Feeling breathless and on the verge of falling asleep this morning. The little guy had a burst of energy and woke me up SEVERAL times with strong, uncomfortable kicks. I told Dave he needs to have a talk with his Kamikaze warrior son about how important my sleep is to me.
Watching a minute of that ridiculous Anna Nicole show was a HUGE mistake last night. I dreamt about her all night. Dreaming about that woman is worse than having nightmares about snakes. I was only too happy that the tiny guy woke me up so that I could start again.
Had these strange pains in my lower abdomen, sorta like a cramp but not really, concentrated on my left side. As soon as I got up and started walking around, they disappeared so I have no idea what that was all about.

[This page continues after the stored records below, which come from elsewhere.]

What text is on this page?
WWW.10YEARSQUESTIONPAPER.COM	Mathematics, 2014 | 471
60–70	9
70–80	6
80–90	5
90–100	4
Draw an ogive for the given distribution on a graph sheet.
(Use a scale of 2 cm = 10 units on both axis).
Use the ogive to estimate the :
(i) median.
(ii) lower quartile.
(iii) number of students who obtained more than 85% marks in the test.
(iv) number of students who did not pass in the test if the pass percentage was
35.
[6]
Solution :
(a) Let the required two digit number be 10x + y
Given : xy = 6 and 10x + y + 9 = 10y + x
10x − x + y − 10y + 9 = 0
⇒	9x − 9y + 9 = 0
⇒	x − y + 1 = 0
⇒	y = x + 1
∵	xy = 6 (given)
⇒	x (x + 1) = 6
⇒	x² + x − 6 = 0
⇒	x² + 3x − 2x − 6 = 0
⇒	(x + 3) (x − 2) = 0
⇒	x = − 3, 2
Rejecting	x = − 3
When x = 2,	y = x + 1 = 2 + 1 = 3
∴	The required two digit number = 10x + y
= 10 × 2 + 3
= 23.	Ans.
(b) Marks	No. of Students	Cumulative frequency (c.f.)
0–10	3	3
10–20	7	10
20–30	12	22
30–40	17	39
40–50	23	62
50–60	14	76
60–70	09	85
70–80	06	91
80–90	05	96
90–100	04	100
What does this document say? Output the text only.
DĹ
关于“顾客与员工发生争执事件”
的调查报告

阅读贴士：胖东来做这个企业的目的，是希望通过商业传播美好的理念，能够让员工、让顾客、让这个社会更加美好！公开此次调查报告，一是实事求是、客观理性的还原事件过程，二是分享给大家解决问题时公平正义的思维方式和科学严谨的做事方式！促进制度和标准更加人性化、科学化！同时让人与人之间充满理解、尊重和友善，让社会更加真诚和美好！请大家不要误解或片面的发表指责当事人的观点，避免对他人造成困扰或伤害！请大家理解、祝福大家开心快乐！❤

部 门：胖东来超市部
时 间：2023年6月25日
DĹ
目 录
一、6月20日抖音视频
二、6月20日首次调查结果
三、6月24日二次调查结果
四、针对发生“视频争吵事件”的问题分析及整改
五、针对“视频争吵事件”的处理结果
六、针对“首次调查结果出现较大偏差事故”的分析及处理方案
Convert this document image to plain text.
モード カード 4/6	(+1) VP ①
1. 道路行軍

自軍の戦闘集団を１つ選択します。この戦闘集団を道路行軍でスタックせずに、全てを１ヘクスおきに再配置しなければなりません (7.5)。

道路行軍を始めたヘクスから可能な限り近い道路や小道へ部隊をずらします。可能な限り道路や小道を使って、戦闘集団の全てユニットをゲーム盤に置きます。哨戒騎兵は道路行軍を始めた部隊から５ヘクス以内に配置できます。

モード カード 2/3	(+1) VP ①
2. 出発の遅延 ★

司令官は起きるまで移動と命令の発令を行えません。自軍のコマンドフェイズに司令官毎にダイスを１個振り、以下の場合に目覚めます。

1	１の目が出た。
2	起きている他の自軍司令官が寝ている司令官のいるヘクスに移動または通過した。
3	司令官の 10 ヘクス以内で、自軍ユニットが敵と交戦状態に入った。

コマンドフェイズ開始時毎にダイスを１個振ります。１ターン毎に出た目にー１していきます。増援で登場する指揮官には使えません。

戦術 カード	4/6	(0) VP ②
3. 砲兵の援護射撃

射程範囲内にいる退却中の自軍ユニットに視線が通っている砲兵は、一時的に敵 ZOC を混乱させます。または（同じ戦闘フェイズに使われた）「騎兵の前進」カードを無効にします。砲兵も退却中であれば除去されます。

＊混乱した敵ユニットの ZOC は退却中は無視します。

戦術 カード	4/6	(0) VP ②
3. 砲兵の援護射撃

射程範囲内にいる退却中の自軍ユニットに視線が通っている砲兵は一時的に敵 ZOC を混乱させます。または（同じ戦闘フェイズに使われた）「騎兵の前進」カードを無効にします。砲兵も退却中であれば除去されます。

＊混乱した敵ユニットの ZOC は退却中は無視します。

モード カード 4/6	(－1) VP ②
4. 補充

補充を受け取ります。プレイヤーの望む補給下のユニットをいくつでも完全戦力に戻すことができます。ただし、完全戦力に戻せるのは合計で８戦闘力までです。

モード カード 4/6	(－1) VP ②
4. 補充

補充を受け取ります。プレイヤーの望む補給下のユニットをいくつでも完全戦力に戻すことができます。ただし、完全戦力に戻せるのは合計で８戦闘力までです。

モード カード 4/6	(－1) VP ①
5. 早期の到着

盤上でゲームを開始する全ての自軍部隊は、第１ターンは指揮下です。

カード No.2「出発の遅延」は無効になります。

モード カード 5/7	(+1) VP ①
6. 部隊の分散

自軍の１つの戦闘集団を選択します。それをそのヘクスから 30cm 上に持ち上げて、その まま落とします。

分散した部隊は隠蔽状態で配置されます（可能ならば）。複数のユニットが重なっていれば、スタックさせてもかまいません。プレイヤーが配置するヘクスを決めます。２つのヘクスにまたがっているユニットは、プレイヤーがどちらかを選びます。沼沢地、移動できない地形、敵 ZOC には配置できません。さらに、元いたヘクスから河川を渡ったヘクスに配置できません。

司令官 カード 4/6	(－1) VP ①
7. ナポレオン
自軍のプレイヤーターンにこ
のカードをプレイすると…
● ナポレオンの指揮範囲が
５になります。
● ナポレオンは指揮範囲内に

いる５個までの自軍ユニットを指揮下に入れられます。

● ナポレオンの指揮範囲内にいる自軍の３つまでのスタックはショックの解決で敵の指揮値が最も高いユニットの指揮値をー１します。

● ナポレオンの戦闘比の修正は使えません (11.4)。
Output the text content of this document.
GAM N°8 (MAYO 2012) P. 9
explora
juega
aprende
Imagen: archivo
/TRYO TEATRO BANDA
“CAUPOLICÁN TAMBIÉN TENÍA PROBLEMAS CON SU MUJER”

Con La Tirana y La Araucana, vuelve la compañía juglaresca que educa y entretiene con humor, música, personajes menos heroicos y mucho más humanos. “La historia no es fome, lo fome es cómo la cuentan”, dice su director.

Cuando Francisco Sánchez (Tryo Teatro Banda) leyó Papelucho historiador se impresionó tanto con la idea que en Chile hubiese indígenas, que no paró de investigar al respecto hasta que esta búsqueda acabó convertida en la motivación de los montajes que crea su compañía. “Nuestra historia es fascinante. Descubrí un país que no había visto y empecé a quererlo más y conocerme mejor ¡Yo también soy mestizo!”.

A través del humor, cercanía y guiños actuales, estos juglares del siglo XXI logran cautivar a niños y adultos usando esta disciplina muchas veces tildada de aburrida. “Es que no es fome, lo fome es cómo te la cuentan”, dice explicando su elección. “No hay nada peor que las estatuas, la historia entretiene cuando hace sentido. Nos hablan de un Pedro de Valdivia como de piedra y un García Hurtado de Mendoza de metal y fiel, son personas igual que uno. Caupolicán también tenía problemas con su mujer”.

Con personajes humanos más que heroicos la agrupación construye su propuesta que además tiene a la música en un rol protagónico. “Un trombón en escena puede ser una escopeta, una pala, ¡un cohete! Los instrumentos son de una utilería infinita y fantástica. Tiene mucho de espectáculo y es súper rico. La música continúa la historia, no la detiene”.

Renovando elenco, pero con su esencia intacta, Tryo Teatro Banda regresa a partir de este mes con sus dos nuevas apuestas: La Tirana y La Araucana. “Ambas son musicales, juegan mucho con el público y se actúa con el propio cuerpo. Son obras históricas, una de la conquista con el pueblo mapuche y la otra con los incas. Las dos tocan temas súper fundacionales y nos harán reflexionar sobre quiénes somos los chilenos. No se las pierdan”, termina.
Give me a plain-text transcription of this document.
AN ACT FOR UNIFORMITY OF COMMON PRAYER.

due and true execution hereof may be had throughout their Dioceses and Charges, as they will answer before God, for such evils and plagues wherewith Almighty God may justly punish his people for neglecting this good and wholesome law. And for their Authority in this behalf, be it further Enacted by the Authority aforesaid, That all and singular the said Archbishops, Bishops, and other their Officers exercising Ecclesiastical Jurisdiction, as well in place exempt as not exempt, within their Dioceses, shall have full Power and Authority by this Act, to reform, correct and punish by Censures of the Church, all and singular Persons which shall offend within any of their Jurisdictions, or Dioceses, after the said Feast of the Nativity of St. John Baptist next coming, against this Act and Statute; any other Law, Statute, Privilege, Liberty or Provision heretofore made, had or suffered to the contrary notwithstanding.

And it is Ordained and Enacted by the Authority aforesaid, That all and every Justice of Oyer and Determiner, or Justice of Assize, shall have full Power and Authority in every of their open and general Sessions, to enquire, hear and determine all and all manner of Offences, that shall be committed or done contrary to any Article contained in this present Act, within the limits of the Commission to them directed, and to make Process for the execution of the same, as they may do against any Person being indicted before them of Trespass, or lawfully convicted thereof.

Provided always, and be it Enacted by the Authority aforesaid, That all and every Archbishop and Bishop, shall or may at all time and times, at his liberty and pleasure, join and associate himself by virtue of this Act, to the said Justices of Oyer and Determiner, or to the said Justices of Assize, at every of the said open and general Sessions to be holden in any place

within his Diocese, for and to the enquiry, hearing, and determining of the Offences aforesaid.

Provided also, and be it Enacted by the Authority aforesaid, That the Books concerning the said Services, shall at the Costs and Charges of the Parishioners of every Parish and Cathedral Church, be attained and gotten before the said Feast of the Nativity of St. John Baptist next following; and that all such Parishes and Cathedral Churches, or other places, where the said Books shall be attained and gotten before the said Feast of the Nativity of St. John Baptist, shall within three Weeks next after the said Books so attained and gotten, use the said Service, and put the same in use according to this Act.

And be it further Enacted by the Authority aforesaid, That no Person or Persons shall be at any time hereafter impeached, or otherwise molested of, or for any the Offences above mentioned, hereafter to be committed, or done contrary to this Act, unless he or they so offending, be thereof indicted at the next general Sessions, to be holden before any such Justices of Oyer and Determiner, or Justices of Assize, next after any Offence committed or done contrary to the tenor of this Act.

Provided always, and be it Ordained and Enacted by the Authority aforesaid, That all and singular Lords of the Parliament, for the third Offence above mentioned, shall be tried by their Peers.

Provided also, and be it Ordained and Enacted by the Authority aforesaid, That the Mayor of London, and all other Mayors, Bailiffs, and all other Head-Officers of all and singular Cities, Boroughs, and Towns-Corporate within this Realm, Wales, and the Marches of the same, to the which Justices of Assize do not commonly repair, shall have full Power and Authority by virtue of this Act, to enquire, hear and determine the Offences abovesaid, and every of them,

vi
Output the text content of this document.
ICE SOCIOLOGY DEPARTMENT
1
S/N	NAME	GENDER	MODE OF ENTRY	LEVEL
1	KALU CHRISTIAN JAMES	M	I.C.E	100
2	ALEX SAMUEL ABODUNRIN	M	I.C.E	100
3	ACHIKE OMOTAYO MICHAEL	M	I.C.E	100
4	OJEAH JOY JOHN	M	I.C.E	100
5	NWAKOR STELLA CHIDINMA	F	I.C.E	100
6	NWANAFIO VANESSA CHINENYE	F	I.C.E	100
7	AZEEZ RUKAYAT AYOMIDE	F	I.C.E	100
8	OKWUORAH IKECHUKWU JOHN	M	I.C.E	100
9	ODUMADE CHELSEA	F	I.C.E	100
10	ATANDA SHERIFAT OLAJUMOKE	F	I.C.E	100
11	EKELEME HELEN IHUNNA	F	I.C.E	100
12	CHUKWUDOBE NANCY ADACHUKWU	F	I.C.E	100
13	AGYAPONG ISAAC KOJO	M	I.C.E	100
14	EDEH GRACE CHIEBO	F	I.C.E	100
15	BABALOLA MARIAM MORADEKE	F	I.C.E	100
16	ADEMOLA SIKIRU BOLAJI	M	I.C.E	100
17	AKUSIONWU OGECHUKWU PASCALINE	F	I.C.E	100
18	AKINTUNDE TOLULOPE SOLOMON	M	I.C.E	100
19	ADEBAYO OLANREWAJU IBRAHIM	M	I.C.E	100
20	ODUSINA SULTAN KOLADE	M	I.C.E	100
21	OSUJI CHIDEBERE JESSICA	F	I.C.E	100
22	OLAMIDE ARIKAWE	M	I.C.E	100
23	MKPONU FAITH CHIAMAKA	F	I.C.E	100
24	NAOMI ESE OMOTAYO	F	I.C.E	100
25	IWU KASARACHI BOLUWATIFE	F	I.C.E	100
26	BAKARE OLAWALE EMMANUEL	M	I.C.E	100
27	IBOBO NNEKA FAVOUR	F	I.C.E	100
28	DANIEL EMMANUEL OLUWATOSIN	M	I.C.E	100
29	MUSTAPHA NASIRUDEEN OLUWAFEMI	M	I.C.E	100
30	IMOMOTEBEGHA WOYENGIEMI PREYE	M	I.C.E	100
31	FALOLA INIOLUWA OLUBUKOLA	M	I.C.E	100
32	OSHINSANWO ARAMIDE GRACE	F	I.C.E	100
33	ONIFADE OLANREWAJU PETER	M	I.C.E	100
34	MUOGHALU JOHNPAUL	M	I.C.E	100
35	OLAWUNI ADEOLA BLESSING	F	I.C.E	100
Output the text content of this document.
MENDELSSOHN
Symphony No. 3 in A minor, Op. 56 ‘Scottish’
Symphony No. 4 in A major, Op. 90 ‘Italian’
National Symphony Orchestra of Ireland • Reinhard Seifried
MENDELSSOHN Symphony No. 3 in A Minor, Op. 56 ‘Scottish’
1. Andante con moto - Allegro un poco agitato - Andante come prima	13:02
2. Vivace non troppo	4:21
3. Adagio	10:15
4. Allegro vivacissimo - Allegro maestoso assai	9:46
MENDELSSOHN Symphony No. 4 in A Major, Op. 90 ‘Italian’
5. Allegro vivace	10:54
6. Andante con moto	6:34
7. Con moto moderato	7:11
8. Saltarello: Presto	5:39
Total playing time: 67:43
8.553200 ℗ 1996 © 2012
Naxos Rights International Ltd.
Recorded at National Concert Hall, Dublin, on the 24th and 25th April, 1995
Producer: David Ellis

I also had a major craving for those tiny cinnamon doughnuts from Wal-Mart. Dave and I polished off and ENTIRE container in two days. BAD, BAD, BAD... oh, and not to mention I have also been craving those cadbury eggs, the ones that look like they have the real yolks inside? My pregnancy update said that the baby is developing its tastebuds which might account for all those sweet cravings. So what accounts for them during the rest of my life?
On the news front... I GOT MY HAIR CUT. It is definitely the shortest it has ever been since I met Dave. Which isn't all that short considering it is just at my shoulders. Dave thinks it is cute, and that I look younger. THAT is not a good thing, considering people always guess me to be a lot younger than I actually am. And being big and pregnant is not one time when I want to feel particularly younger than I am.
It is so nice though... I have never been one to stress about my hair (other than when Tina highlighted it and I looked like a Cheetah!). All I know is it takes half the time to blow-dry and makes a much cuter little ponytail. It is in definite need to some highlights but I am going to wait until I am closer to my due date to take care of that. I feel liberated!
Have you ever grocery shopped at Wal-Mart? After doing that for the first time on Saturday, I will never, ever grocery shop anywhere else again. Extremely low prices, great baked goods and produce and more selection than I have ever seen in any grocery store. Wow! It is worth that extra ten minute drive but I heard yesterday that they are building one really close by, which is exciting. I am excited about grocery shopping... what a sad, sad day this is!
I got the plain white crib bumper from Amazon.com this weekend. Much to my dismay, it was for a PORTABLE CRIB and too small for our crib. It would have helped to have the measurements or some kind of notice about that BEFORE you order it. Now I am going to have to return it. What a waste of money in postage, not to mention I haven't been lucky in finding anything that is plain white except for that. I have a feeling I might end up shelling out the dough .
We did get a crib mattress so now it actually looks like something other than a cage. I just sat on the floor on Friday night after we put it in and imagined what it would be like once the room is ready, and the baby is peacefully sleeping there... Dave poked his head in and laughed at me. He thinks it's cute. I think it is completely normal.
It's already March, and I am now 24 weeks along. 16 more to go. And 110 days.
I remember wondering what it would be like, to be at this stage of life, when I was a little girl. In some ways, I still feel like that same little girl... the one who dreamed of being a ballerina, who's room was definitely a girly PINK, who liked to draw and mourned for a week when her cat died. Who played with Barbie dolls by herself for hours on end and loved to dress up in grandmas flashy gowns. I played with baby dolls a lot as a little girl...
It is hard for me to grasp that this is really happening. That my life has reached this point. In some respects, I feel SO ready, in others ... I still feel like that little girl, dreaming of her future.
But its nice to be in the future now I think. And there is still so much I have to look forward to.